Entre ellos, un alumno de nuestras escuelas:

con motivo de la histórica visita del papa León XIV, la revista L’Orient-Le Jour lanzó un llamamiento a los institutos del Líbano para que escribieran una carta dirigida al papa.

«Gracias al compromiso de los directores, las escuelas y los profesores, la revista ha recibido varias docenas de cartas procedentes de todos los rincones del Líbano. Sus autores tienen entre 15 y 18 años.

Sus cartas han impresionado profundamente a la redacción de la revista por su sinceridad y sus amplios horizontes, a la vez íntimos y colectivos. Todas ellas están impregnadas de un soplo de fraternidad y esperanza, a pesar del peso de las heridas, las angustias y las desilusiones que atraviesan estas generaciones.

No fue fácil elegir entre todos los participantes: la revista finalmente seleccionó cinco textos que parecían ser los más emblemáticos de lo que esta generación quiere decir no solo al Papa, sino a cada uno de nosotros; una generación que se niega a ser simple espectadora de un destino ya trazado, que busca comprender, actuar y comprometerse; que defiende los valores de la apertura, el diálogo y la unidad; una juventud que nos interpela con una lucidez sorprendente.

El Líbano no se levantará sin ellos».

Así lo escribe el periodista Abdoul Malak en la revista Orient-Le Jour del sábado 29 de noviembre.

Entre las cinco cartas seleccionadas se encuentra la de uno de los alumnos de nuestra escuela Sainte-Anne de Besançon, Beirut, que reproducimos aquí.

Su Santidad, querido Papa León XIV,

como alumno de la escuela Sainte-Anne de Besançon, Beirut, una escuela que forma parte de la red de escuelas católicas del Líbano, y en nombre de muchos jóvenes libaneses, deseo expresarle mi más respetuoso saludo con motivo de su visita a nuestro país.

Cuando supe que Su Santidad vendría a visitarnos al Líbano, mi corazón se llenó de gran emoción.
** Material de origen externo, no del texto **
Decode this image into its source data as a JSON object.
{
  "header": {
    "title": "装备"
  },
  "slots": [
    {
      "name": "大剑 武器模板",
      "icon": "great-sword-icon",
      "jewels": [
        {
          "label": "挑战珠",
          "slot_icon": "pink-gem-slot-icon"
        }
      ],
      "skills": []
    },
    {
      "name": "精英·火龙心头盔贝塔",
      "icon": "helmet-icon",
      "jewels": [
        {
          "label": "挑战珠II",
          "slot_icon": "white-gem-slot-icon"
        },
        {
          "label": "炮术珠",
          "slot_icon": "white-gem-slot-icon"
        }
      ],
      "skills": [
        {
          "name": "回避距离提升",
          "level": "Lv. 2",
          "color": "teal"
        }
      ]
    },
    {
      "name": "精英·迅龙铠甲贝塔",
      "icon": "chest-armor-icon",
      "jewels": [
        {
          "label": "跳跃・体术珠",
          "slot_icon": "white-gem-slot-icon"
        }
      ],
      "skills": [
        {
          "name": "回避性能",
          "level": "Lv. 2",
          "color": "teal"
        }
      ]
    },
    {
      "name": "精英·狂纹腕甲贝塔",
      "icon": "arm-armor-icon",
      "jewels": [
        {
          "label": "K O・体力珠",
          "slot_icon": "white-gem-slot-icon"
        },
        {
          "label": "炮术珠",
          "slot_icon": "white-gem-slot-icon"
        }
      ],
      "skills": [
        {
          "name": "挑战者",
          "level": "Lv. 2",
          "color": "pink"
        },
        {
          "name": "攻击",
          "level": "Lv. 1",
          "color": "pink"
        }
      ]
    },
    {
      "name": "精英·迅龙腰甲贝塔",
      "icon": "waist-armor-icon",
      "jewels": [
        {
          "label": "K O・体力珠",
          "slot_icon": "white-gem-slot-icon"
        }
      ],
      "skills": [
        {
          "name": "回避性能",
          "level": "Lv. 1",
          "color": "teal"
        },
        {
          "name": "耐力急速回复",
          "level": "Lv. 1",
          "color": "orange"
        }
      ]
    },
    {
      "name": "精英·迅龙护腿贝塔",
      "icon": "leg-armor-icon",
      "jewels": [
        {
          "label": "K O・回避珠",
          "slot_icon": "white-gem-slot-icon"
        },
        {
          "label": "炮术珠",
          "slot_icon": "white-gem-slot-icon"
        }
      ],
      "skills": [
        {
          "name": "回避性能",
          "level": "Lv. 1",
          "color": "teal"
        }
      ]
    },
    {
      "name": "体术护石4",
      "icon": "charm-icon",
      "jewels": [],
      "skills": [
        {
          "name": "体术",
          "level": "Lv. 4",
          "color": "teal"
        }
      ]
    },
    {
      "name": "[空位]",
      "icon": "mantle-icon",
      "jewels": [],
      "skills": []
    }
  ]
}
Fue para mí un momento de profunda alegría y esperanza. Su presencia entre nosotros tiene un profundo significado, tanto espiritual como humano, y conmueve a todas las comunidades que componen el Líbano.
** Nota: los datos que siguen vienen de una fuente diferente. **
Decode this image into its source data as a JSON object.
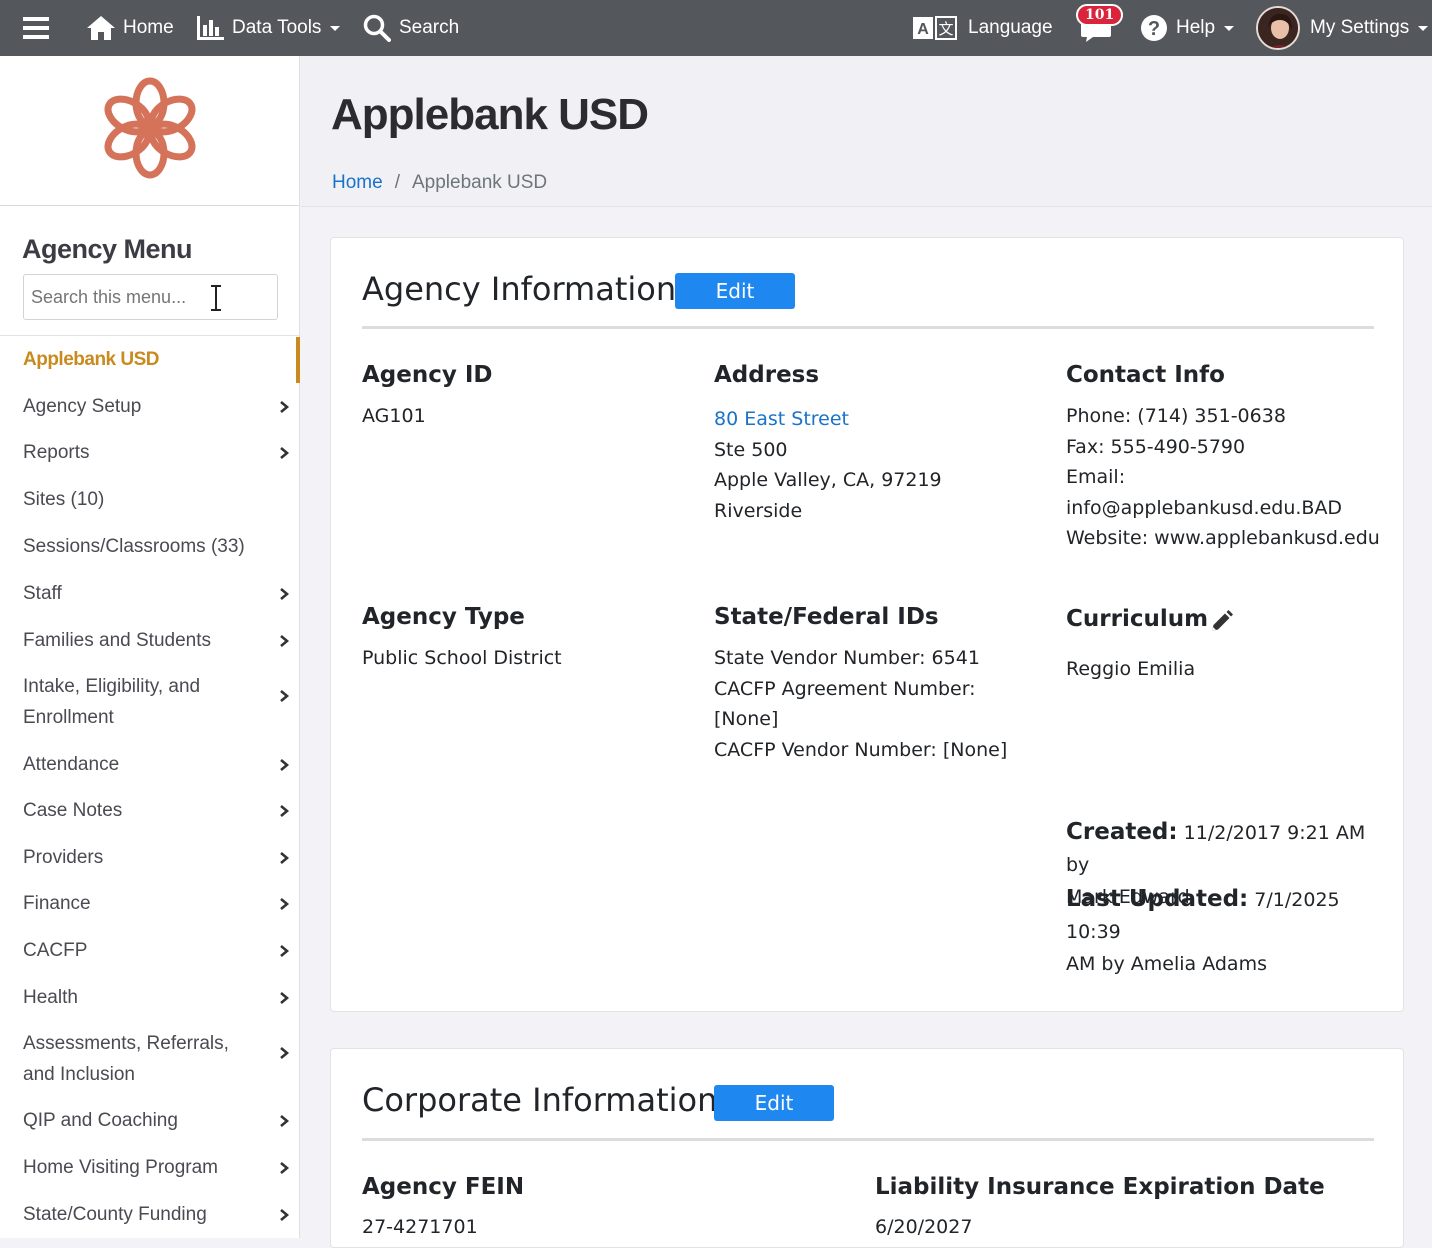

Soy musulmán y le escribo con sinceridad, animado por el deseo de unidad nacional y convivencia. Sus palabras, su compromiso con la paz, así como los valores cristianos y morales que usted lleva consigo, como la caridad, la fraternidad, la justicia y la compasión, resuenan mucho más allá de una sola comunidad. Encuentran eco en el corazón de muchos libaneses, ya sean cristianos, musulmanes o de otras tradiciones.

Como joven libanés, me gustaría confiarle humildemente varios deseos y peticiones: en primer lugar, que incluya al Líbano, nuestro querido país, en sus oraciones, sobre todo porque estamos viviendo una de las situaciones más complejas y críticas de nuestra historia. Su bendición tiene el poder de curar nuestras heridas y devolvernos la estabilidad que tanto necesitamos, tan vital para nuestro crecimiento. Necesitamos volver a creer en nuestro país, en una necesidad de pertenencia sin concesiones.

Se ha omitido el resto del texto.